If yes, then you may say that the child desires to be born, and the parent is acting out of consideration for this desire. But if you are in this camp, you must also admit there is a chance the child desires not to be born, yes? And if this is the case, then by bringing this child into the world without first consulting their desires, I would argue the parent is acting selfishly. They made an assumption about their child's desires, and acted without confirming them -- giving their child no say in the matter. This sounds quite selfish to me.

So I think this conclusively demonstrates that having a child is indeed selfish, would you contest this? The only reasonable way to contest this argument, in my opinion of course, is by taking the religious stance and somehow "speaking" to your unborn child (through god?) to first determine if they want to be born. This is impossible to reproduce though, so it's impossible to say if anyone has ever done this, and therefore I won't bother addressing it.
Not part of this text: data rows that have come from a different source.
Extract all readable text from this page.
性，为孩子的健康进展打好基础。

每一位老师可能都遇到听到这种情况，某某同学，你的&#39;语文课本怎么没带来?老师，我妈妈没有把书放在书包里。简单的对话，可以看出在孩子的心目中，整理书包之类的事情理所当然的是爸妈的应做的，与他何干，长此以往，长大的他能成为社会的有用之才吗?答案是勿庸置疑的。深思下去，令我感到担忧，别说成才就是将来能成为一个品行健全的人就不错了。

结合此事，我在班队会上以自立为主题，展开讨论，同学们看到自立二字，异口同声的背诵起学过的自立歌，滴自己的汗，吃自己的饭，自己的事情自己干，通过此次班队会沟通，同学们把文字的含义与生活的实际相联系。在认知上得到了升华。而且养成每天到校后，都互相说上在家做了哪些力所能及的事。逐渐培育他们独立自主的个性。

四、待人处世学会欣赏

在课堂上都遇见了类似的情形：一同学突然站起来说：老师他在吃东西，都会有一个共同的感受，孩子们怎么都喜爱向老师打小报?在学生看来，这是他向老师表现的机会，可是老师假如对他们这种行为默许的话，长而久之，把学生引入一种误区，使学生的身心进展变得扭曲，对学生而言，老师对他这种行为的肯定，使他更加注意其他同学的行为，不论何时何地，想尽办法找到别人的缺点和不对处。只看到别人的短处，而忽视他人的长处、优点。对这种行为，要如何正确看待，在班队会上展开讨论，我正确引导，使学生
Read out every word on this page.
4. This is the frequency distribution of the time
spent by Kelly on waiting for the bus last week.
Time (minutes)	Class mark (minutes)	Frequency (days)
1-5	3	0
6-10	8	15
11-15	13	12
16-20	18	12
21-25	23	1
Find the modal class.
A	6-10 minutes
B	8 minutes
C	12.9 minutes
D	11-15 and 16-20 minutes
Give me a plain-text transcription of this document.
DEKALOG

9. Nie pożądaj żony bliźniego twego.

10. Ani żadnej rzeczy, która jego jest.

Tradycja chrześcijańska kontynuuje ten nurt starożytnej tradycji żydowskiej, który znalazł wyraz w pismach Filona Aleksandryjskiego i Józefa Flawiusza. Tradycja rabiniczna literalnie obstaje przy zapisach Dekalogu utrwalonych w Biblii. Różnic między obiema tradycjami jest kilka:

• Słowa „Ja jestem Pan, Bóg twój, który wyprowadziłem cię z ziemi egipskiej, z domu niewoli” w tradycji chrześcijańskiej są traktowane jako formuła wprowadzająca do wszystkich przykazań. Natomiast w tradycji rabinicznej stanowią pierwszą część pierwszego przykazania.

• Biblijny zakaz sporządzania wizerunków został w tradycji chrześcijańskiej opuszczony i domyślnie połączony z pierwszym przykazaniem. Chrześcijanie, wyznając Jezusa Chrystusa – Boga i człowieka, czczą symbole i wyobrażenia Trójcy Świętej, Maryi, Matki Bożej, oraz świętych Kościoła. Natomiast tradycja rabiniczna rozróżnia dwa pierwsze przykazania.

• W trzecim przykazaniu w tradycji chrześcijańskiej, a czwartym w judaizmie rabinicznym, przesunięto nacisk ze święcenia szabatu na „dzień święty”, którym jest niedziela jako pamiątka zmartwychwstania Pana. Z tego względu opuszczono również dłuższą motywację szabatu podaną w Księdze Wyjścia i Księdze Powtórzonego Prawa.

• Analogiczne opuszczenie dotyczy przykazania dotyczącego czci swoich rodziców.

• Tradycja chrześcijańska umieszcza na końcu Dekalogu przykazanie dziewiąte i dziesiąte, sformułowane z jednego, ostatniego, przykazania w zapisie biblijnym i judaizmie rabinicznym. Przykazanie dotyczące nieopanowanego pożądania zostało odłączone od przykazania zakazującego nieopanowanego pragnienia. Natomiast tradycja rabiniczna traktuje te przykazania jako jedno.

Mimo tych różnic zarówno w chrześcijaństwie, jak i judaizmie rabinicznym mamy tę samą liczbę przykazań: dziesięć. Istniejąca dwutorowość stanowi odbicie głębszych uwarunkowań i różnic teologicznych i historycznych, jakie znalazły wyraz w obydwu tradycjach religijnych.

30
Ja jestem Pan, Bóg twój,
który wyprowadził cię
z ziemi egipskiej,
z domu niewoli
Of course, I'm not saying having children is "repulsive," but it's definitely selfish.


That selfish act of having children by all your ancestors is the reason you exist.


> Having children [...] has to be among the most self-centered [...] thing humans do.

Yes.


I don't have a child, but I have 2 nephews that I watch. And I can 100% say that kind of boredom is just the mind numbing repetition of doing stuff thats frankly just not that interesting. Then having to do it over and over again really starts to wear you out. Especially from the ages of like 2 to 6 is tough in my opinion.


There is nothing as boring as a child, have you ever tried to engage one in conversation?


It's different when it's your own child. You see the world through their eyes and the mundane becomes interesting again. Something like tying shoes is such a feat for a kid to achieve. They are on cloud nine for a week once they learn it. This is infectious.


Some people have that feeling on a more general level. It seems I'm lucky that some of them work in the kindergarden where my two youngest kids go.

Somewhat related: while I've always cared about others after I grew up it is much stronger now. How much of it that comes from having children an how much comes from becoming a new person because of deliberate decisions I don't know.


Also probably a necessary evolutionary trait to spend the resources necessary to raise a child. If our brains didn’t reward us for child raising, our species would’ve ended 1 year after it started.


I know right, dogs are really boring too, have you ever tried to engage one in conversation?


Depends on a dog, some beagles won't shut up if you speak with them.


Babies are the worst. They just sit there and smile or gurgle, but they don't know anything about mathematical proofs or kubernetes orchestration.


Children are many things, but I would never count "boring" among them.


maybe I am especially burned out, and not seeing the entertainment value at the moment.


The opposite of boredom is not entertainment. The opposite of boredom is activity. Your house being on fire is not boring, but it’s also not exactly fun either.


however the same exasperating routine with someone over a long time might be described as boring. Boring is, like many things in English, a flexible concept.


huh, I really like that statement, though engagement might be more precise


Given they say pretty whacky shit sometimes they're certainly entertaining.


How do I learn to get up early?

"Have a child"


Please do not inflict your problems on people who can't consent to join them.